Seorang wanita berusia 64 tahun di Kanada dilarikan ke unit gawat darurat setelah meminum jus labu buatan sendiri dan mengalami serangkaian gejala yang mengerikan. Kasus ini, meskipun jarang terjadi, menyoroti risiko kesehatan yang jarang namun serius terkait dengan jenis labu tertentu.
Paramedis menemukan wanita tersebut menderita kelemahan mendadak, mual, muntah, diare, dan sakit perut bagian bawah yang parah. Dalam beberapa menit setelah mengonsumsi dua cangkir jus labu buatan sendiri, wanita tersebut merasakan rasa pahit yang tidak biasa – sangat berbeda dengan rasa ringan yang biasa dia konsumsi selama bertahun-tahun.
Krisis kesehatannya berkembang dengan cepat. Dokter mengamati detak jantung dan laju pernapasan yang sangat tinggi, tekanan darah yang awalnya melonjak kemudian turun drastis, dan ekstremitas yang dingin menunjukkan sirkulasi yang buruk. Ekokardiogram lebih lanjut menunjukkan adanya ketegangan yang signifikan pada salah satu ruang jantungnya, yang menunjukkan potensi masalah jantung.
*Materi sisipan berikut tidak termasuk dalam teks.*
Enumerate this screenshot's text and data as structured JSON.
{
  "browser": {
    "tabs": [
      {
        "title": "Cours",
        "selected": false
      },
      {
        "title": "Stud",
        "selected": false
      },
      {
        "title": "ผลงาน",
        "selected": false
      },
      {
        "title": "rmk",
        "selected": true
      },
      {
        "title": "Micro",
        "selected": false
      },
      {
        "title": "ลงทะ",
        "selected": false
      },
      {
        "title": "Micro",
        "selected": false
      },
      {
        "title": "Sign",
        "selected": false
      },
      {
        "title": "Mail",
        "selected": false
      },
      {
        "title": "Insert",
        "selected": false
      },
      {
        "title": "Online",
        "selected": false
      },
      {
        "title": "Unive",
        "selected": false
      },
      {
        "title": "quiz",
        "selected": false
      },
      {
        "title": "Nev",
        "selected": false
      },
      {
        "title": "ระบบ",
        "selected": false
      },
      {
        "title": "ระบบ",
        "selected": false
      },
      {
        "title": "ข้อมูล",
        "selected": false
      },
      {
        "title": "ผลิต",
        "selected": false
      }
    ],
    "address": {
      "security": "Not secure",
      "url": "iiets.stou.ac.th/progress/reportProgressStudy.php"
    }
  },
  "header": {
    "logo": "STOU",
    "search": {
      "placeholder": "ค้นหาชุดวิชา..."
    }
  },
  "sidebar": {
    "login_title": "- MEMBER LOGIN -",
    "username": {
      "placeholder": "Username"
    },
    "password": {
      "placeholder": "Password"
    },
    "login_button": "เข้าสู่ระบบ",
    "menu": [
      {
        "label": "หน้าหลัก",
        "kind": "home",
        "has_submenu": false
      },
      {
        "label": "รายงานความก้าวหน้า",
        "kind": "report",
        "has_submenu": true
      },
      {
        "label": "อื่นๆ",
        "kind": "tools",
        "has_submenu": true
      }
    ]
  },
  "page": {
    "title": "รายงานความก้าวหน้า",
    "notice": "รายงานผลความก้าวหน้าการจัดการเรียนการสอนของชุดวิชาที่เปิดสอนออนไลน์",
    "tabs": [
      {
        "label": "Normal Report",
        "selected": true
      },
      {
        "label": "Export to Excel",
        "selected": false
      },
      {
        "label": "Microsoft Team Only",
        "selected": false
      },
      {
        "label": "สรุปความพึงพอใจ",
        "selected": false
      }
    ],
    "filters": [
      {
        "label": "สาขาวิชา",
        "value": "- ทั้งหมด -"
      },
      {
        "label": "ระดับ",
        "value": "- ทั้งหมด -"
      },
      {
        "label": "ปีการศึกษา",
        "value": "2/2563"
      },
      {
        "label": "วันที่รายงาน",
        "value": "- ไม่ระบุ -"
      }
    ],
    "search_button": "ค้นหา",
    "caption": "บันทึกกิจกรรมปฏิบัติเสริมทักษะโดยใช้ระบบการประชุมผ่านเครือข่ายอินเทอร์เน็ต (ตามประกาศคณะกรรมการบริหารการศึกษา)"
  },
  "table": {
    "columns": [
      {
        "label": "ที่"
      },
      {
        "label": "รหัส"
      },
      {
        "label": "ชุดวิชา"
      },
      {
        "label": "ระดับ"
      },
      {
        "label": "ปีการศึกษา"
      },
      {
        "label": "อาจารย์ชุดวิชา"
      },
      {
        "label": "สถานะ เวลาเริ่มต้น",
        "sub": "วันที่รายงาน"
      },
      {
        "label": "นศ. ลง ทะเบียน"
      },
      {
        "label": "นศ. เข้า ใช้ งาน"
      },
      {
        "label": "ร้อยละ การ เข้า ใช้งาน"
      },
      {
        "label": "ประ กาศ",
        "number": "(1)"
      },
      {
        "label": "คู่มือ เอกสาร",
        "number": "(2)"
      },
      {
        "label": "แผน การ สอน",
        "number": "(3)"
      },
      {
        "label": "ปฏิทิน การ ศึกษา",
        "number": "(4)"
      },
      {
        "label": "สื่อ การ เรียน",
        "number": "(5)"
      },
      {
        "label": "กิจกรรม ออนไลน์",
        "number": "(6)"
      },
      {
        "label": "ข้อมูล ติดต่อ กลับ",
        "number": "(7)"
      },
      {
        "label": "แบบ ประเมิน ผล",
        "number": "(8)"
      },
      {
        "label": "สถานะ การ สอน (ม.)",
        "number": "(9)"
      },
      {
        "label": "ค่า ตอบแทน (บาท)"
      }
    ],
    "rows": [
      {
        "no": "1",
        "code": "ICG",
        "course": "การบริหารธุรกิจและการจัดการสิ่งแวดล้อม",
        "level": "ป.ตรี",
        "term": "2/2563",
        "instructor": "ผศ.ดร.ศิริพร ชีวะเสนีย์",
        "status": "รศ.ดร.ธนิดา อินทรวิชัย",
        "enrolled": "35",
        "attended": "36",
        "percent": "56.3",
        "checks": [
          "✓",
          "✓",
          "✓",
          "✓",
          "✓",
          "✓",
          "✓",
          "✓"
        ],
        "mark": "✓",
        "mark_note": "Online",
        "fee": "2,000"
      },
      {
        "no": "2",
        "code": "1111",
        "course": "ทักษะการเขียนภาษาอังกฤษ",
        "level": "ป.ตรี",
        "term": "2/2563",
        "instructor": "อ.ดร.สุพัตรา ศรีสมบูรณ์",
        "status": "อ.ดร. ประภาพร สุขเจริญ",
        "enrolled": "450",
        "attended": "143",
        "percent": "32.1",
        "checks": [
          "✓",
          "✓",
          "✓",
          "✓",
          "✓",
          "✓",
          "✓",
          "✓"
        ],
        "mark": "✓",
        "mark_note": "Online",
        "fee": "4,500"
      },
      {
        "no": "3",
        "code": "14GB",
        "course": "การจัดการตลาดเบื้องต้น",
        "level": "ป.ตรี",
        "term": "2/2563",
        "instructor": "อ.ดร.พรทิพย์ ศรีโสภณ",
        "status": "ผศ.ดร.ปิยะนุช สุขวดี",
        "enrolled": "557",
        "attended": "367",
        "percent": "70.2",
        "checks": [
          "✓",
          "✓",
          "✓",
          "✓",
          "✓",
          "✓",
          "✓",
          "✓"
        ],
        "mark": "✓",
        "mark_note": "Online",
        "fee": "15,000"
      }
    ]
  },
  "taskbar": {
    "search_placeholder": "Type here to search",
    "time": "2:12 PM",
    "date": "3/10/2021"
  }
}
Perawatan darurat bertujuan untuk menstabilkan tekanan darah wanita tersebut dengan cairan infus. Namun, meski telah dilakukan intervensi, ia terus mengalami hipotensi berat (tekanan darah rendah), diare terus-menerus, dan bahkan muntah darah beberapa kali. Parahnya kondisinya mengharuskan pemindahan ke unit perawatan intensif (ICU).
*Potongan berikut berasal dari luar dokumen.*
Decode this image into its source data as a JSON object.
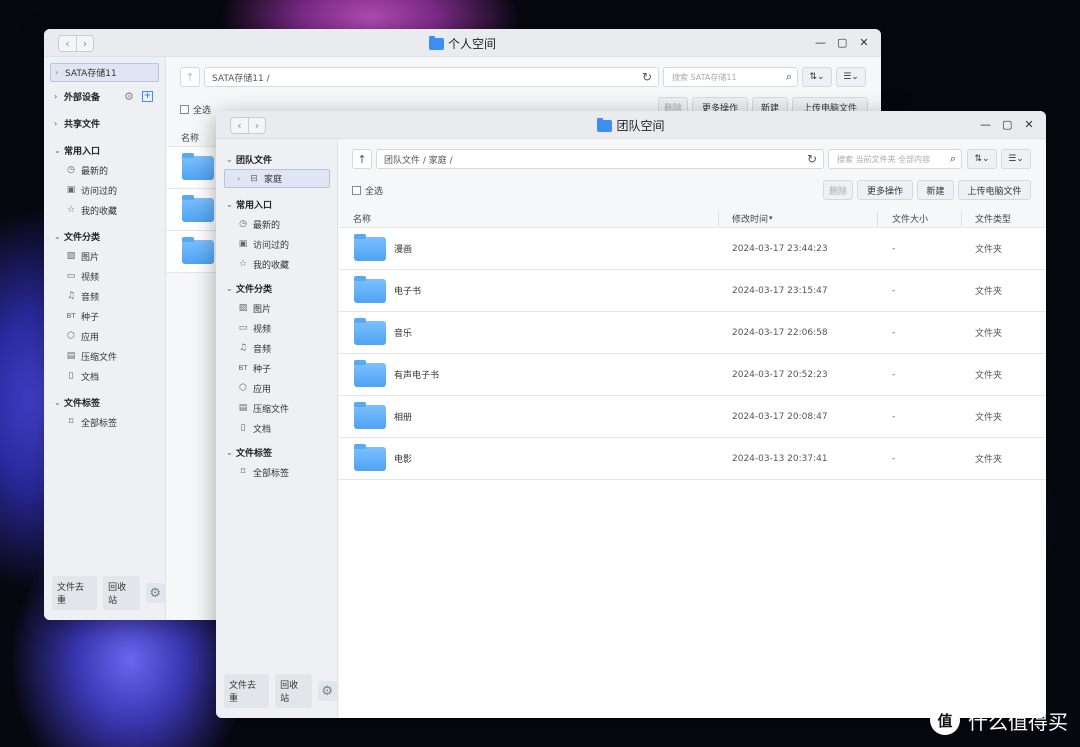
{
  "back_window": {
    "title": "个人空间",
    "sidebar": {
      "top_item": "SATA存储11",
      "ext_devices": "外部设备",
      "shared": "共享文件",
      "common_group": "常用入口",
      "common_items": [
        "最新的",
        "访问过的",
        "我的收藏"
      ],
      "category_group": "文件分类",
      "category_items": [
        "图片",
        "视频",
        "音频",
        "种子",
        "应用",
        "压缩文件",
        "文档"
      ],
      "tags_group": "文件标签",
      "tags_item": "全部标签",
      "dedupe": "文件去重",
      "recycle": "回收站"
    },
    "path": "SATA存储11 /",
    "search_placeholder": "搜索 SATA存储11",
    "select_all": "全选",
    "delete": "删除",
    "more_ops": "更多操作",
    "new": "新建",
    "upload": "上传电脑文件",
    "col_name": "名称"
  },
  "front_window": {
    "title": "团队空间",
    "sidebar": {
      "team_group": "团队文件",
      "team_item": "家庭",
      "common_group": "常用入口",
      "common_items": [
        "最新的",
        "访问过的",
        "我的收藏"
      ],
      "category_group": "文件分类",
      "category_items": [
        "图片",
        "视频",
        "音频",
        "种子",
        "应用",
        "压缩文件",
        "文档"
      ],
      "tags_group": "文件标签",
      "tags_item": "全部标签",
      "dedupe": "文件去重",
      "recycle": "回收站"
    },
    "path": "团队文件 / 家庭 /",
    "search_placeholder": "搜索 当前文件夹 全部内容",
    "select_all": "全选",
    "delete": "删除",
    "more_ops": "更多操作",
    "new": "新建",
    "upload": "上传电脑文件",
    "columns": {
      "name": "名称",
      "modified": "修改时间",
      "size": "文件大小",
      "type": "文件类型"
    },
    "rows": [
      {
        "name": "漫画",
        "modified": "2024-03-17 23:44:23",
        "size": "-",
        "type": "文件夹"
      },
      {
        "name": "电子书",
        "modified": "2024-03-17 23:15:47",
        "size": "-",
        "type": "文件夹"
      },
      {
        "name": "音乐",
        "modified": "2024-03-17 22:06:58",
        "size": "-",
        "type": "文件夹"
      },
      {
        "name": "有声电子书",
        "modified": "2024-03-17 20:52:23",
        "size": "-",
        "type": "文件夹"
      },
      {
        "name": "相册",
        "modified": "2024-03-17 20:08:47",
        "size": "-",
        "type": "文件夹"
      },
      {
        "name": "电影",
        "modified": "2024-03-13 20:37:41",
        "size": "-",
        "type": "文件夹"
      }
    ]
  },
  "watermark": {
    "badge": "值",
    "text": "什么值得买"
  },
  "icons": {
    "accent": "#3d8df5",
    "folder": "folder-icon",
    "refresh": "refresh-icon",
    "search": "search-icon",
    "gear": "gear-icon"
  }
}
Melalui gastroskopi, dokter menemukan peradangan dan pendarahan di dalam lapisan perutnya – kemungkinan besar dipicu oleh kekurangan oksigen di tingkat jaringan. Hal ini mengarah pada syok, suatu kondisi yang mengancam jiwa di mana aliran darah yang tidak memadai merusak organ-organ vital. Dalam hal ini, kejutan tersebut berasal dari racun yang ada dalam jus labu. Jenis keracunan ini dikategorikan sebagai “sindrom labu beracun”, suatu penyakit langka yang disebabkan oleh konsumsi senyawa beracun yang ditemukan dalam labu dan labu tertentu.
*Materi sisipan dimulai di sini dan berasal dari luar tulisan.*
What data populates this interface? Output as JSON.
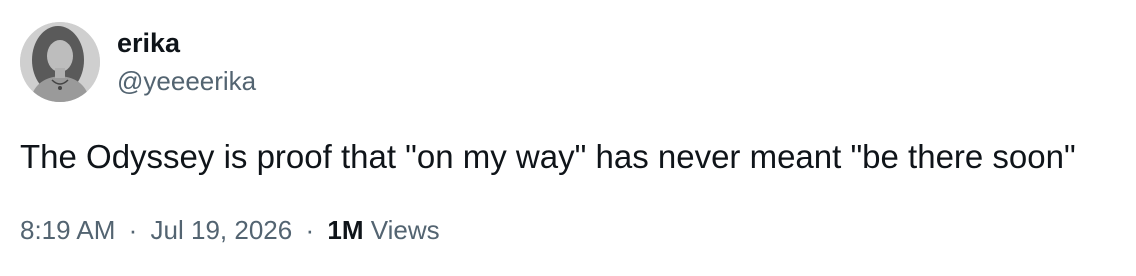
{
  "author": {
    "display_name": "erika",
    "handle": "@yeeeerika",
    "avatar": "profile-photo"
  },
  "tweet": {
    "text": "The Odyssey is proof that \"on my way\" has never meant \"be there soon\""
  },
  "meta": {
    "time": "8:19 AM",
    "separator": "·",
    "date": "Jul 19, 2026",
    "views_count": "1M",
    "views_label": "Views"
  },
  "colors": {
    "text_primary": "#0f1419",
    "text_secondary": "#536471",
    "background": "#ffffff"
  }
}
Calabash termasuk dalam keluarga Cucurbitaceae – bersama dengan sayuran yang sudah dikenal seperti mentimun, labu, semangka, dan zucchini. Tanaman ini secara alami menghasilkan bahan kimia yang rasanya pahit yang disebut cucurbitacins. Meskipun varietas yang didomestikasi telah dibiakkan dengan hati-hati untuk meminimalkan racun yang berpotensi berbahaya ini, sehingga membuatnya cocok untuk manusia, ada beberapa contoh di mana kadar cucurbitacin meningkat saat labu ini matang, sehingga menimbulkan risiko jika dikonsumsi.
“Jika tertelan, cucurbitacin bersifat racun bagi manusia melalui berbagai mekanisme meskipun belum pasti,” kata penulis laporan tersebut, menjelaskan bahwa racun tersebut mengganggu sinyal seluler dan meningkatkan permeabilitas pembuluh darah, yang pada akhirnya merusak selaput lendir di seluruh tubuh, terutama di saluran pencernaan.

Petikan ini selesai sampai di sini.